Cependant, quand le premier trouble commença à se calmer un peu, la pensée de d'Arjuzanx se présenta
à son esprit, sinon inquiétante, au moins gênante. D'Arjuzanx eût été un indifférent ou un inconnu, qu'il

n'eût pas eu à s'en préoccuper; c'eût été un simple prétendant refusé, comme il devait y en avoir déjà

quelques-uns de par le monde, dont il n'avait pas à prendre souci. Mais avec d'Arjuzanx il n'en était pas

ainsi: ils étaient camarades, amis, il avait été son confident, et cette qualité lui créait une situation toute

particulière qui devait être franche et nette, de façon à ne permettre plus tard ni fausses interprétations, ni

accusations, ni récriminations.

Pour cela il convenait donc qu'il y eût une explication entre eux qui précisât bien qu'il ne se posait point
en rival: s'il prétendait à la main d'Anie, c'est qu'elle était libre; s'il passait au premier rang, après s'être si

longtemps effacé, c'est que ce premier rang n'était plus occupé. Il connaissait trop d'Arjuzanx pour

imaginer que cette communication serait accueillie d'un front serein, mais il croyait le connaître trop bien

aussi pour admettre qu'elle pût provoquer une rupture ou une querelle entre eux: il y aurait

mécontentement, vexation, blessure d'amour-propre, mais ce serait tout; plus tard d'Arjuzanx serait le

premier à se dire que cette démarche était d'une entière loyauté et qu'il n'avait qu'à se soumettre à la force

des choses.

Aussitôt il lui écrivit pour le prévenir que le surlendemain il irait à Seignos afin d'avoir avec lui un
entretien sur un sujet important, le priant, au cas où ce rendez-vous indiqué ne lui conviendrait pas, de

l'en avertir par un mot, et de lui en donner un autre.

Le lendemain, aucune réponse n'étant arrivée, Sixte prit le train pour Seignos, un peu surpris que
d'Arjuzanx ne lui eût pas écrit qu'il l'attendait, mais ne doutant pas cependant de le rencontrer; aussi ne

fut-il pas peu étonné quand un jardinier, qu'il rencontra, répondit à sa question «que M. le baron n'était

pas au château.»

- Où est-il?

- Je n'en sais rien; mais M. Toulourenc vous le dira mieux que moi.

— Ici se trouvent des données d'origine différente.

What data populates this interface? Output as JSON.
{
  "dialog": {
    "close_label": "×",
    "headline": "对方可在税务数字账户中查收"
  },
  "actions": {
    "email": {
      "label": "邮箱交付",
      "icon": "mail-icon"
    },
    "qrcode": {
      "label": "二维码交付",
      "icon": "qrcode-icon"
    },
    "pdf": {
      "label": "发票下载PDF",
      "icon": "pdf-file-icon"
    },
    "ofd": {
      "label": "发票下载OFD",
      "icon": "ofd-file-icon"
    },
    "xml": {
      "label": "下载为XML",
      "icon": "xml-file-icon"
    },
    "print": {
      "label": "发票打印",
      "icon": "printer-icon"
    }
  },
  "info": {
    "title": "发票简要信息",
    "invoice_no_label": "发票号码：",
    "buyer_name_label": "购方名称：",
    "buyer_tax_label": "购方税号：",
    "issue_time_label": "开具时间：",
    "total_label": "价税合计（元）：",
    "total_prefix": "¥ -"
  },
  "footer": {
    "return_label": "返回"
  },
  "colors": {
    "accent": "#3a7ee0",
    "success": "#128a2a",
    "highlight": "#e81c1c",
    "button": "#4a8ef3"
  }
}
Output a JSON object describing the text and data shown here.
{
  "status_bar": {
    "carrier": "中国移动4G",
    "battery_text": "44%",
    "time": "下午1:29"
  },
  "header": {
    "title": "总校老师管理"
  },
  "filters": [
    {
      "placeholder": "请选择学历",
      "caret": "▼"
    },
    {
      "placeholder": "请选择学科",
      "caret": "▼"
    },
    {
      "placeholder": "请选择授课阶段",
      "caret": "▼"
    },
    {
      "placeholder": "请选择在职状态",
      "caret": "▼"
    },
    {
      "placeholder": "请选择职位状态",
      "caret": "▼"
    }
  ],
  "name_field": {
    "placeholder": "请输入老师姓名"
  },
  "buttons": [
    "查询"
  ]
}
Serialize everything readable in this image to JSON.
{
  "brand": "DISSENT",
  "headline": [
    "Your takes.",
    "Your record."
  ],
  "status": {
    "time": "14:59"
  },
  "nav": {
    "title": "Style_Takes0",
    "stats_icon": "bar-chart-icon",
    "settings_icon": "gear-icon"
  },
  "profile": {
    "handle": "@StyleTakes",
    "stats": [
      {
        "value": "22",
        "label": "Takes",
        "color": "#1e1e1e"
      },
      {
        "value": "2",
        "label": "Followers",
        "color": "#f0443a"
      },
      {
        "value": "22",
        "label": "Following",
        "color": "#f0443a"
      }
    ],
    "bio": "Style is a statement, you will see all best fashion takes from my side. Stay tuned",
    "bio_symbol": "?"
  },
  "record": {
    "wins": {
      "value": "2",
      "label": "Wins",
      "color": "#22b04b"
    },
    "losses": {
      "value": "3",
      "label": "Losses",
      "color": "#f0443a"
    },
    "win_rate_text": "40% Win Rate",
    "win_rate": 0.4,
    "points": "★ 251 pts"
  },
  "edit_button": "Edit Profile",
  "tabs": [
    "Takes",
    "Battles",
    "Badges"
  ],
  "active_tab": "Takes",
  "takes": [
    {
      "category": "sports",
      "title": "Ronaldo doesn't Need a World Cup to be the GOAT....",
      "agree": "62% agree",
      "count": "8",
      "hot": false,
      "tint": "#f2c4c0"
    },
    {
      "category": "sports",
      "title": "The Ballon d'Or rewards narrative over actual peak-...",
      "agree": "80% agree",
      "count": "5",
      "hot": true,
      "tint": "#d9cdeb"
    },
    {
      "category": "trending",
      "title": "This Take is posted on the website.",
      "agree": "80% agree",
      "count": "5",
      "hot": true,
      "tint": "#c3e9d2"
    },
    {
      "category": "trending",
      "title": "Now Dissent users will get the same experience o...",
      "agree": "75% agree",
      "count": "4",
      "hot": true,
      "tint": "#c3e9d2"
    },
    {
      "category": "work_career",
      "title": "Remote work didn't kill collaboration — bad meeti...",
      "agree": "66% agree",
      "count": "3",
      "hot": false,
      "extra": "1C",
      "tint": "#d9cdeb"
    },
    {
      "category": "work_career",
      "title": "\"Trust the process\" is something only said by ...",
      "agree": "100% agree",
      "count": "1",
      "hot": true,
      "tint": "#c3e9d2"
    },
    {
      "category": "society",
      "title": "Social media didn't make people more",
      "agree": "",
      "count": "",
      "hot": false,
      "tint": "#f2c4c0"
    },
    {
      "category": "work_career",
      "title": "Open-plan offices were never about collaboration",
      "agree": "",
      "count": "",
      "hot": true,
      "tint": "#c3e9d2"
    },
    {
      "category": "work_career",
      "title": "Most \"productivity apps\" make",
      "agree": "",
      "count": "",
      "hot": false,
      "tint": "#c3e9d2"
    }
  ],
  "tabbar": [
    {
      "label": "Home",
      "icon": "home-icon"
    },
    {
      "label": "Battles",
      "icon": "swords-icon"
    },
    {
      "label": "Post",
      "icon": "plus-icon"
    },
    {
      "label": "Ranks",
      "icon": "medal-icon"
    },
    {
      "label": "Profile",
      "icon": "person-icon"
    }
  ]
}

En effet, Toulourenc, l'ancien lutteur que le baron avait recueilli, un peu pour travailler avec lui, et
beaucoup par charité, faisait, en quelque sorte, fonction de majordome au château, et en cette qualité

devait savoir ce que les gens de service ignoraient.

L'absence du baron ne fut pas le seul sujet d'étonnement du capitaine; comme il se dirigeait vers le
château, il n'aperçut aucun des nombreux ouvriers qui, en ces derniers temps, travaillaient aux jardins et

au château lui-même, pour que le vieux domaine, abandonné depuis si longtemps, fût digne de recevoir

Anie lorsqu'elle viendrait l'habiter. Comme ces travaux considérables s'appliquaient à tout: aux pelouses

qu'il fallait retourner et vallonner; aux toits qu'il fallait refaire; à la façade qu'il fallait ravaler; aux volets

et aux fenêtres qu'il fallait repeindre, et à tout l'intérieur qui était entièrement à reprendre du haut en bas,

on les poussait aussi activement que possible sans temps perdu, sans respect du dimanche ou des

lendemains de paie. Cependant, ce jour-là, tous les chantiers étaient déserts aussi bien dans les jardins

qu'aux environs de la maison; pas un ouvrier; partout l'image du travail brusquement interrompu: les

brouettes sur les pelouses; les échelles sur les toits; contre les façades les échafaudages; au pied des

constructions les pierres, le sable, le mortier gâché tout prêt à être employé et resté là.